Depois que todo mundo alinhou os detalhes, eles partiram imediatamente para o processo de outorga de poderes.
Quando terminaram, Ademir comentou:
— Dessa vez você vai ficar muito tempo fora. Já que você vai viajar, por que a gente não te convida pra jantar?
Marcelo tinha planejado ir direto pro aeroporto, mas hesitou por um instante:
— Eu conheço um restaurante muito bom. O peixe e o frutos do mar são todos trazidos por frete aéreo, fresquinhos. Que tal a gente ir lá?
Heitor, por instinto, quase recusou o convite de Marcelo. Só que, nos últimos tempos, Marcelo tinha mostrado um senso ético impressionante, tanto na disputa pela herança com Hana quanto em tudo o que dizia respeito a Tábata.
Mesmo sabendo, lá no fundo, que Marcelo queria, na verdade, era jantar com Patrícia, Heitor acabou não criando caso.
Era só uma refeição. Ele decidiu que precisava ser generoso.
Patrícia respondeu:
— O Dr. Marcelo ajudou a família Vieira demais. A gente aceita o convite com todo prazer. Mas deixa que eu pago. Eu tô te devendo esse jantar.
Ela mesma pensou que aquela era a oportunidade perfeita para cumprir a promessa de pagar a tal refeição.
Por um segundo, a expressão de Marcelo escureceu, mas ele se recompôs rápido. F ficou claro que ela queria manter distância dele, a tal ponto que nem como amigo ele parecia mais ter espaço.
Como amigo, ele teria direito a um almoço, a um café, a estar por perto.

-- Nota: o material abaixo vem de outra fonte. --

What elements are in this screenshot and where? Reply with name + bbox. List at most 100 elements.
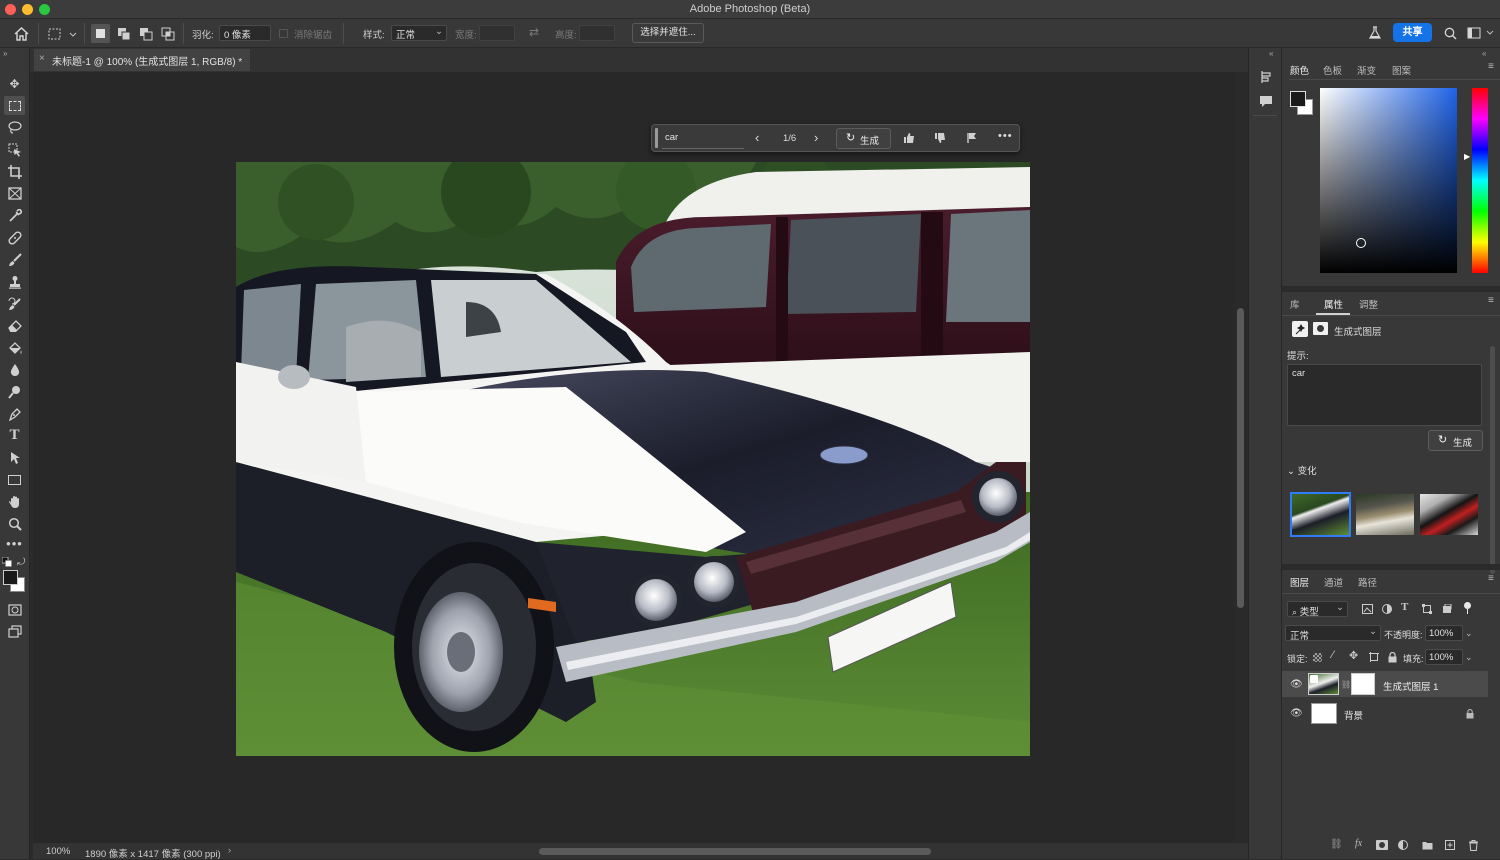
layer-thumbnail[interactable] [1308,673,1339,695]
zoom-tool-icon[interactable] [4,514,25,533]
new-adjustment-layer-icon[interactable] [1398,840,1408,850]
lock-all-icon[interactable] [1386,651,1398,663]
zoom-level[interactable]: 100% [46,846,70,857]
comments-panel-icon[interactable] [1257,92,1275,110]
properties-generate-button[interactable]: ↻ 生成 [1428,430,1483,451]
layer-effects-icon[interactable]: fx [1355,838,1362,849]
add-selection-icon[interactable] [114,24,133,43]
lock-pixels-icon[interactable]: ⁄ [1332,649,1334,661]
properties-scrollbar[interactable] [1490,346,1495,574]
feather-input[interactable]: 0 像素 [219,25,271,41]
lock-transparent-icon[interactable] [1313,653,1322,662]
thumbs-down-icon[interactable] [932,130,948,146]
tab-adjustments[interactable]: 调整 [1359,297,1378,311]
filter-type-icon[interactable]: T [1401,601,1408,613]
eraser-tool-icon[interactable] [4,316,25,335]
panel-menu-icon[interactable]: ≡ [1488,573,1494,584]
layer-row-background[interactable]: 👁 背景 [1282,701,1488,727]
collapse-toolbar-icon[interactable]: » [3,49,7,58]
select-and-mask-button[interactable]: 选择并遮住... [632,23,704,43]
blend-mode-select[interactable]: 正常 ⌄ [1285,625,1381,642]
flag-icon[interactable] [964,130,980,146]
opacity-slider-chevron-icon[interactable]: ⌄ [1465,628,1473,639]
share-button[interactable]: 共享 [1393,23,1432,42]
swap-colors-icon[interactable]: ⤾ [17,557,25,568]
tab-gradients[interactable]: 渐变 [1357,63,1376,77]
fill-input[interactable]: 100% [1425,649,1463,665]
collapse-strip-icon[interactable]: « [1269,49,1273,58]
antialias-checkbox[interactable] [279,29,288,38]
tab-color[interactable]: 颜色 [1290,63,1309,77]
delete-layer-icon[interactable] [1467,839,1479,851]
add-mask-icon[interactable] [1376,840,1388,850]
variations-header[interactable]: ⌄ 变化 [1287,463,1317,477]
vertical-scroll-thumb[interactable] [1237,308,1244,608]
tab-layers[interactable]: 图层 [1290,575,1309,589]
object-selection-tool-icon[interactable] [4,140,25,159]
subtract-selection-icon[interactable] [136,24,155,43]
prompt-textarea[interactable]: car [1287,364,1482,426]
filter-pixel-icon[interactable] [1360,602,1374,616]
brush-tool-icon[interactable] [4,250,25,269]
healing-brush-tool-icon[interactable] [4,228,25,247]
search-icon[interactable] [1441,24,1459,42]
tab-channels[interactable]: 通道 [1324,575,1343,589]
new-selection-icon[interactable] [91,24,110,43]
height-input[interactable] [579,25,615,41]
new-group-icon[interactable] [1421,840,1433,850]
color-field[interactable] [1320,88,1457,273]
hue-slider[interactable] [1472,88,1488,273]
generate-button[interactable]: ↻ 生成 [836,128,891,149]
horizontal-scroll-thumb[interactable] [539,848,931,855]
flask-icon[interactable] [1366,24,1384,42]
history-panel-icon[interactable] [1257,68,1275,86]
path-selection-tool-icon[interactable] [4,448,25,467]
more-tools-icon[interactable]: ••• [4,534,25,553]
default-colors-icon[interactable] [1,556,12,567]
eyedropper-tool-icon[interactable] [4,206,25,225]
tab-properties[interactable]: 属性 [1324,297,1343,311]
variation-thumbnail-3[interactable] [1420,494,1478,535]
tab-libraries[interactable]: 库 [1290,297,1300,311]
drag-handle[interactable] [655,128,658,148]
lock-position-icon[interactable]: ✥ [1349,649,1358,662]
width-input[interactable] [479,25,515,41]
new-layer-icon[interactable] [1444,839,1456,851]
hue-slider-handle-icon[interactable]: ▶ [1464,152,1470,161]
quick-mask-icon[interactable] [4,600,25,619]
filter-toggle-icon[interactable] [1464,602,1471,609]
blur-tool-icon[interactable] [4,360,25,379]
opacity-input[interactable]: 100% [1425,625,1463,641]
previous-variation-icon[interactable]: ‹ [755,130,759,145]
close-tab-icon[interactable]: × [39,53,45,64]
paint-bucket-tool-icon[interactable] [4,338,25,357]
dodge-tool-icon[interactable] [4,382,25,401]
document-tab[interactable]: × 未标题-1 @ 100% (生成式图层 1, RGB/8) * [34,49,251,71]
crop-tool-icon[interactable] [4,162,25,181]
chain-link-icon[interactable]: ⛓ [1341,680,1351,689]
layer-row-generative[interactable]: 👁 ⛓ 生成式图层 1 [1282,671,1488,697]
clone-stamp-tool-icon[interactable] [4,272,25,291]
rectangle-tool-icon[interactable] [4,470,25,489]
eye-icon[interactable]: 👁 [1290,708,1303,719]
collapse-panels-right-icon[interactable]: « [1482,49,1486,58]
layer-thumbnail[interactable] [1311,703,1337,724]
screen-mode-icon[interactable] [4,622,25,641]
swap-dimensions-icon[interactable]: ⇄ [529,25,539,39]
layer-name[interactable]: 生成式图层 1 [1383,679,1438,693]
panel-foreground-swatch[interactable] [1290,91,1306,107]
layer-mask-thumbnail[interactable] [1351,673,1375,695]
intersect-selection-icon[interactable] [158,24,177,43]
canvas-image[interactable] [236,162,1030,756]
fill-slider-chevron-icon[interactable]: ⌄ [1465,652,1473,663]
hand-tool-icon[interactable] [4,492,25,511]
marquee-preset-icon[interactable] [47,25,77,42]
lock-artboard-icon[interactable] [1368,651,1380,663]
filter-smart-object-icon[interactable] [1440,602,1454,616]
panel-menu-icon[interactable]: ≡ [1488,61,1494,72]
panel-menu-icon[interactable]: ≡ [1488,295,1494,306]
filter-shape-icon[interactable] [1420,602,1434,616]
layer-name[interactable]: 背景 [1344,708,1363,722]
tab-patterns[interactable]: 图案 [1392,63,1411,77]
foreground-color-swatch[interactable] [3,570,18,585]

Mas a situação entre os dois tinha ficado tão constrangedora que, para dividirem uma simples mesa, precisavam ter outras pessoas como escudo.
Vanessa disse:
— Eu vou ficar devendo. Vocês vão lá, se divirtam, que essa noite é dos jovens.

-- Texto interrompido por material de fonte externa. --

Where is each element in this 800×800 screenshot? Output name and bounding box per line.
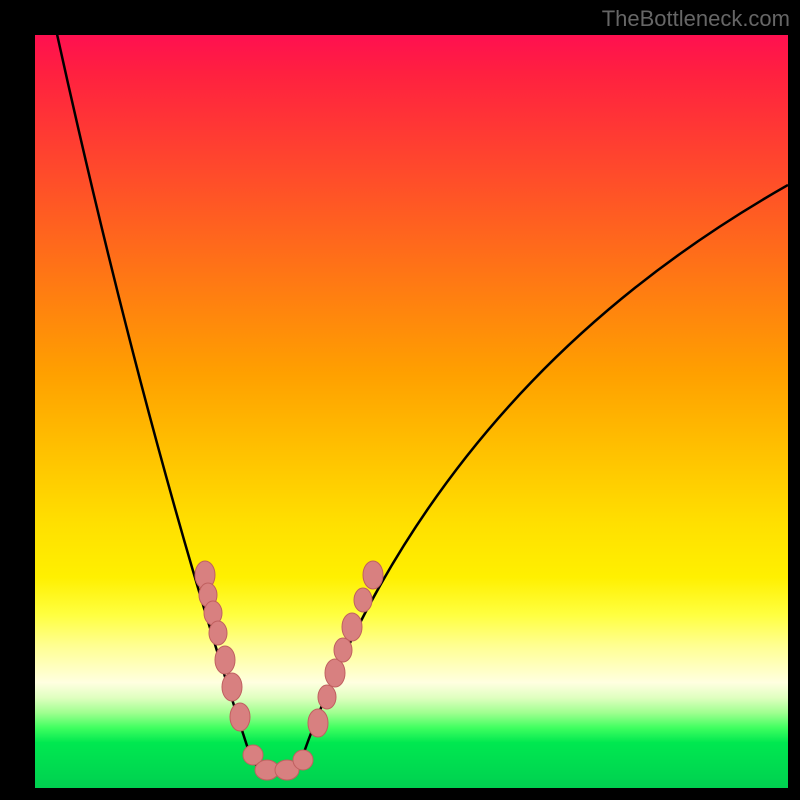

Três carros saíram do hospital.
Ademir foi com Aurora e o filho mais velho, Breno. O caçula tinha ficado em casa porque estava dormindo. Heitor foi com Patrícia. Marcelo guiou sozinho, no carro da frente, abrindo caminho.
Dentro do carro, Aurora parecia um pouco inquieta:
— Amor, você sabe que o Marcelo queria mesmo era chamar a Patrícia pra jantar. A gente indo junto assim… não fica esquisito?

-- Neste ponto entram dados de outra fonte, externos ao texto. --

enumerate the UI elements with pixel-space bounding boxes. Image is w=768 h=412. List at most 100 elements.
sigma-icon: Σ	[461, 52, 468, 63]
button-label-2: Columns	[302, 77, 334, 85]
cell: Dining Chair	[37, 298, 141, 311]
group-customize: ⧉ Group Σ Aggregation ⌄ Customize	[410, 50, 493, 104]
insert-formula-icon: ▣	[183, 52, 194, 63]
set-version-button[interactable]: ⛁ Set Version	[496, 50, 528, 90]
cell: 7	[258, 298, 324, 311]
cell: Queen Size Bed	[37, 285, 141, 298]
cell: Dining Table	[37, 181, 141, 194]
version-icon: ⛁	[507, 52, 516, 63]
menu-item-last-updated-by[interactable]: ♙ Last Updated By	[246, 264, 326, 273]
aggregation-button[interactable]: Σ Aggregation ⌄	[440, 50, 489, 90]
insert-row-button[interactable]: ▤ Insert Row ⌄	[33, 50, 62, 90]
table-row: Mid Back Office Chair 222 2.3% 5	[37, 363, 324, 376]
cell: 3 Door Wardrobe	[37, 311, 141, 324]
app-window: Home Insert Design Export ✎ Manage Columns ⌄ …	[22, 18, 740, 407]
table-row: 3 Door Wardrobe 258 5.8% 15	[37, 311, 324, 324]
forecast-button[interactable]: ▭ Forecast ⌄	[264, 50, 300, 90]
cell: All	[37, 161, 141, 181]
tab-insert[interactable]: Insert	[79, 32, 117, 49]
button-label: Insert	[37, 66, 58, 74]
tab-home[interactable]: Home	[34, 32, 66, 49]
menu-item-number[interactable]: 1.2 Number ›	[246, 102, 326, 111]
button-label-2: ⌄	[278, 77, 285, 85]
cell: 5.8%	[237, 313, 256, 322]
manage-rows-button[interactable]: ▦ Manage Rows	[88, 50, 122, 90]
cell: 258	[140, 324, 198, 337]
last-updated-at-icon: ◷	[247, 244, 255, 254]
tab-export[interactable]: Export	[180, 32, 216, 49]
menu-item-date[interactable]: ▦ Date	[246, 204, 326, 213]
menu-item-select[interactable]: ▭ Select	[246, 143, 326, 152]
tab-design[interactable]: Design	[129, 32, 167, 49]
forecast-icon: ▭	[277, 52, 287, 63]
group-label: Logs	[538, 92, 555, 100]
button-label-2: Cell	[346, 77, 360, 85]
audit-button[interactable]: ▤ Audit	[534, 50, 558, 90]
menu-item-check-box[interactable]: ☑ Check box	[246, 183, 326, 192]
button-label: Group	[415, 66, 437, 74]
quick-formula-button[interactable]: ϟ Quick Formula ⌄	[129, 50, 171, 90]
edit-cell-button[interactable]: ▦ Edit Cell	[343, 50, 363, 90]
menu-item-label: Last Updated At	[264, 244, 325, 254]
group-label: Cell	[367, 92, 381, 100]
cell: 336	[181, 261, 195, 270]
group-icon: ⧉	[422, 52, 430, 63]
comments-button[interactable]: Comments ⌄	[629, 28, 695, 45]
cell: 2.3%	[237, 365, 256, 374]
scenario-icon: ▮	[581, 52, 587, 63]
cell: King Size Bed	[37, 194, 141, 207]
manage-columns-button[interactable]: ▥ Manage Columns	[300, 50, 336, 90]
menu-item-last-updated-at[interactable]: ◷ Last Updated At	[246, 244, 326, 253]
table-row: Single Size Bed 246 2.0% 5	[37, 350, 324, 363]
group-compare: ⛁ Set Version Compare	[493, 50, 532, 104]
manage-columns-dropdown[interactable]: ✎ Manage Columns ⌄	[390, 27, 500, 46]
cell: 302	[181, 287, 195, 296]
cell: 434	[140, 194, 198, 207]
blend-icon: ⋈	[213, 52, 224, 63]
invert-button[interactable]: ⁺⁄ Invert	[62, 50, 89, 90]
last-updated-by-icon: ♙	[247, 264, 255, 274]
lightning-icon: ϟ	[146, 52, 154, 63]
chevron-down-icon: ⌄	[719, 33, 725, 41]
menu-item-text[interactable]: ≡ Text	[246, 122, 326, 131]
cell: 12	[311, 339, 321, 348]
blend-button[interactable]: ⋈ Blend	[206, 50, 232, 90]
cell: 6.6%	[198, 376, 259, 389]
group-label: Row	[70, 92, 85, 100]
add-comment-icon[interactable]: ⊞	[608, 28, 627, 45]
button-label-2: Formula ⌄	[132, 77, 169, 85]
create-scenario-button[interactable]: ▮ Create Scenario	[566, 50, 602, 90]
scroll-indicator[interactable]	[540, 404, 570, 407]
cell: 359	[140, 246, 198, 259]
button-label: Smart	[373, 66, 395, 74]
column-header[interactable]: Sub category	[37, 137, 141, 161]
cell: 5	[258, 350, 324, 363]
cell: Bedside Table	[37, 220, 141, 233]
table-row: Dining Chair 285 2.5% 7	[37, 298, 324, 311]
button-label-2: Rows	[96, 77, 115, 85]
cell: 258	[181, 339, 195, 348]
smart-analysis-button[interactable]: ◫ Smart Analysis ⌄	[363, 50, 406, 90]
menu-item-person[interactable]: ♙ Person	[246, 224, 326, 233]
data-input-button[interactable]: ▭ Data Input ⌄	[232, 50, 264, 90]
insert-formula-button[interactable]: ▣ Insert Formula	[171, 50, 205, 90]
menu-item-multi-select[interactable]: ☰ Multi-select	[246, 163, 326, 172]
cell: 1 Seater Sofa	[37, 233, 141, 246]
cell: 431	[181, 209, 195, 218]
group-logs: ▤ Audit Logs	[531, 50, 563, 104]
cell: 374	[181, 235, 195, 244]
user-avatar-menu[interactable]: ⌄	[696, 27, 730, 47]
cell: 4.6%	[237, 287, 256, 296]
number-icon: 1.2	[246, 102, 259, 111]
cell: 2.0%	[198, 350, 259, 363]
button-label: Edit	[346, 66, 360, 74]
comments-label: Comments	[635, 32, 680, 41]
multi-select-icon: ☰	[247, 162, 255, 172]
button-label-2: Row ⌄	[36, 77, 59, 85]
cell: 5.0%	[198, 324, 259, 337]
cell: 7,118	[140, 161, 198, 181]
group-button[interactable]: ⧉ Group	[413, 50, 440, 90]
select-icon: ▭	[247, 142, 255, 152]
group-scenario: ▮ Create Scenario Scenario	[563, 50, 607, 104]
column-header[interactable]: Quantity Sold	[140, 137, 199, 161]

Ademir passou a mão carinhosa pela cabeça da esposa:
— Boba. Justamente porque eu sei que ele queria sair só com a Patrícia é que a gente tem mais é que ir. Imagina deixar só os três: você não tem medo de, do nada, o Heitor e ele saírem no tapa?
Aurora pensou por um segundo e entendeu na hora.
Ademir riu:
— Esse vício aí eu puxei do meu pai.
Patrícia ouviu e ficou cheia de lembranças. O pai sempre tinha sido de uma doçura exagerada com ela, mas, com Ademir, ele era duro como pedra. Mesmo assim, Ademir nunca alimentou inveja. Ele sempre disse que, em criança, Patrícia era tão encantadora que ninguém resistia.
Os pratos começaram a chegar, e todos eram exatamente do gosto de Patrícia. Ela acabou comendo uma quantidade absurda de frutos do mar, coisa que nem ela mesma imaginava ser capaz.
Foi por causa do acidente com a mão que ela tinha descoberto aquele universo. No começo, sempre que ela comia frutos do mar, ela sentia um pouco de tontura. Com o tempo, porém, tinha ficado só a sensação de que nada no mundo era tão saboroso quanto um bom prato tirado do mar.
Sem perceber, Patrícia lançou um olhar para a taça de Marcelo. Ele tinha bebido uma taça atrás da outra, mas continuava firme, sem dar nenhum sinal de embriaguez. O rosto dele estava levemente corado, e o amor que ele sentia por uma certa pessoa era tão óbvio que nem os óculos conseguiam esconder.
"Depois de hoje, quando será que eu vou ver ela de novo?" Pensou Marcelo.
Naquele instante, ele se arrependeu. Naquela noite, no escritório, ele não devia ter escolhido ser o "bom homem".
O bom homem tinha ganhado reputação. O canalha, esse sim, tinha ganhado tudo.
Patrícia chamou a atenção dele de volta:
— Dr. Marcelo, a sua resistência ao álcool é ótima, hein?